The proposed embodiment may advantageously enable contrast-enhanced vascular sections to be captured in 3D efficiently in terms of time and X-ray dose.
In a further advantageous embodiment of the proposed method, a constraining area that maps a common examination area of the examination object may be identified in the projection images. Herein, the reconstruction of the image data set may be restricted to the constraining area.
The constraining area may include a spatial constraining volume and/or a spatial constraining surface, in particular at least partially within the examination object. Advantageously, the constraining area may be identified as the spatial area of the examination object that is mapped by each projection image of the plurality of projection images, for example, an overlap area. The identification of the constraining area may include segmenting image points of the projection images, (e.g., based on a threshold comparison or a global threshold comparison, in particular a comparison of image values of image points of the projection images with a predetermined threshold value, and/or based on a vesselness filter). Advantageously, the constraining area includes mapping the at least one vascular section, in particular additionally mapping bone tissue, of the examination object.
Advantageously, the reconstruction of the image data set may be restricted to the constraining area, in particular the respective common spatial area in the projection images.
The proposed embodiment may advantageously enable improved, in particular robust and/or low-artifact, reconstruction of the image data set from the projection images.

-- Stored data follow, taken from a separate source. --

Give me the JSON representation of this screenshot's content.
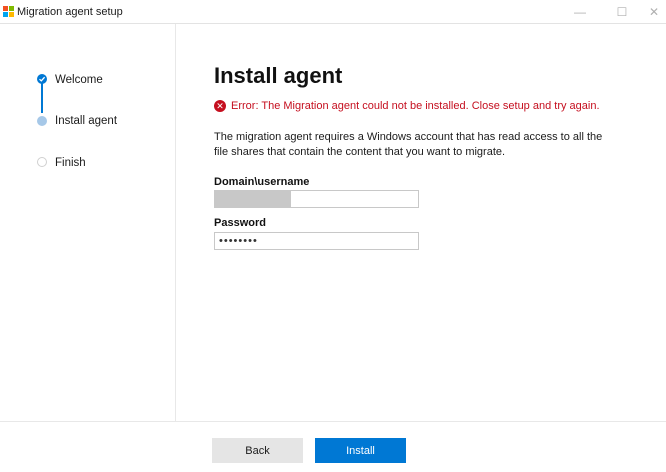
{
  "window": {
    "title": "Migration agent setup",
    "logo_colors": [
      "#f25022",
      "#7fba00",
      "#00a4ef",
      "#ffb900"
    ],
    "controls": {
      "minimize": "—",
      "maximize": "☐",
      "close": "✕"
    }
  },
  "sidebar": {
    "steps": [
      {
        "label": "Welcome",
        "state": "completed"
      },
      {
        "label": "Install agent",
        "state": "current"
      },
      {
        "label": "Finish",
        "state": "pending"
      }
    ]
  },
  "main": {
    "title": "Install agent",
    "error": {
      "icon": "error-x-icon",
      "glyph": "✕",
      "text": "Error: The Migration agent could not be installed. Close setup and try again.",
      "color": "#c50f1f"
    },
    "description": "The migration agent requires a Windows account that has read access to all the file shares that contain the content that you want to migrate.",
    "fields": {
      "domain": {
        "label": "Domain\\username",
        "value": ""
      },
      "password": {
        "label": "Password",
        "value": "••••••••"
      }
    }
  },
  "footer": {
    "back_label": "Back",
    "install_label": "Install"
  },
  "colors": {
    "accent": "#0078d4",
    "accent_light": "#a6c8e8",
    "error": "#c50f1f"
  }
}
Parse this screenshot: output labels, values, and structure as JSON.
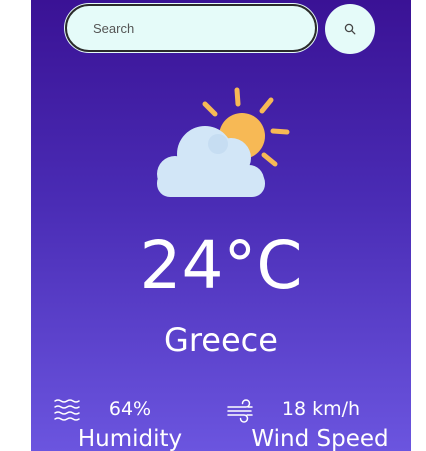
{
  "search": {
    "placeholder": "Search",
    "value": "",
    "button_icon": "search-icon"
  },
  "weather": {
    "icon": "partly-cloudy-sun-icon",
    "temperature": "24°C",
    "city": "Greece"
  },
  "stats": {
    "humidity": {
      "icon": "humidity-waves-icon",
      "value": "64%",
      "label": "Humidity"
    },
    "wind": {
      "icon": "wind-icon",
      "value": "18 km/h",
      "label": "Wind Speed"
    }
  },
  "colors": {
    "gradient_top": "#3a1295",
    "gradient_bottom": "#6b55df",
    "search_bg": "#e5fbf9",
    "sun": "#f7b955",
    "cloud": "#d2e6f7"
  }
}
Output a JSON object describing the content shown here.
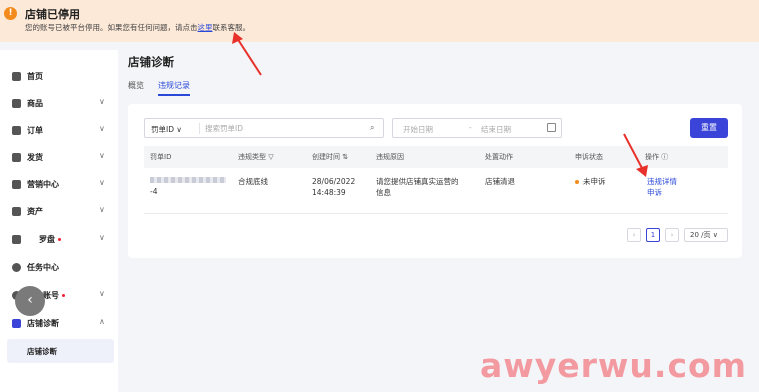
{
  "banner": {
    "icon": "warning-icon",
    "title": "店铺已停用",
    "message_prefix": "您的账号已被平台停用。如果您有任何问题，请点击",
    "link": "这里",
    "message_suffix": "联系客服。"
  },
  "sidebar": {
    "items": [
      {
        "label": "首页",
        "icon": "home-icon"
      },
      {
        "label": "商品",
        "icon": "product-icon"
      },
      {
        "label": "订单",
        "icon": "order-icon"
      },
      {
        "label": "发货",
        "icon": "shipping-icon"
      },
      {
        "label": "营销中心",
        "icon": "marketing-icon"
      },
      {
        "label": "资产",
        "icon": "wallet-icon"
      },
      {
        "label": "罗盘",
        "icon": "compass-icon"
      },
      {
        "label": "任务中心",
        "icon": "task-icon"
      },
      {
        "label": "我的账号",
        "icon": "user-icon"
      },
      {
        "label": "店铺诊断",
        "icon": "diagnosis-icon"
      }
    ],
    "sub_item": "店铺诊断",
    "collapse_glyph": "‹"
  },
  "main": {
    "title": "店铺诊断",
    "tabs": [
      "概览",
      "违规记录"
    ],
    "active_tab": "违规记录"
  },
  "filters": {
    "type_select": "罚单ID",
    "search_placeholder": "搜索罚单ID",
    "start_date": "开始日期",
    "date_sep": "-",
    "end_date": "结束日期",
    "reset": "重置"
  },
  "table": {
    "headers": [
      "罚单ID",
      "违规类型",
      "创建时间",
      "违规原因",
      "处置动作",
      "申诉状态",
      "操作"
    ],
    "row": {
      "id_suffix": "-4",
      "type": "合规底线",
      "time_date": "28/06/2022",
      "time_clock": "14:48:39",
      "reason_line1": "请您提供店铺真实运营的",
      "reason_line2": "信息",
      "action": "店铺清退",
      "status": "未申诉",
      "op_detail": "违规详情",
      "op_appeal": "申诉"
    }
  },
  "pagination": {
    "prev": "‹",
    "current": "1",
    "next": "›",
    "page_size": "20 /页"
  },
  "watermark": "awyerwu.com",
  "colors": {
    "banner_bg": "#fde9d8",
    "warning": "#f28b1c",
    "primary": "#3a44d8",
    "link": "#2a49d8",
    "annotation_arrow": "#e8312a"
  }
}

In a further advantageous embodiment of the proposed method, the identification of the first image points may be based on machine learning.
Advantageously, the identification of the first image points may be based on machine learning, in particular the application of a trained function to the image data set, in particular the time-intensity curves of the image points of the image data set, as input data. Herein, input data of the trained function may be based on the image data set, in particular include the image data set. Furthermore, the classified data set, in particular an identification of the first image points, may be provided as output data of the trained function.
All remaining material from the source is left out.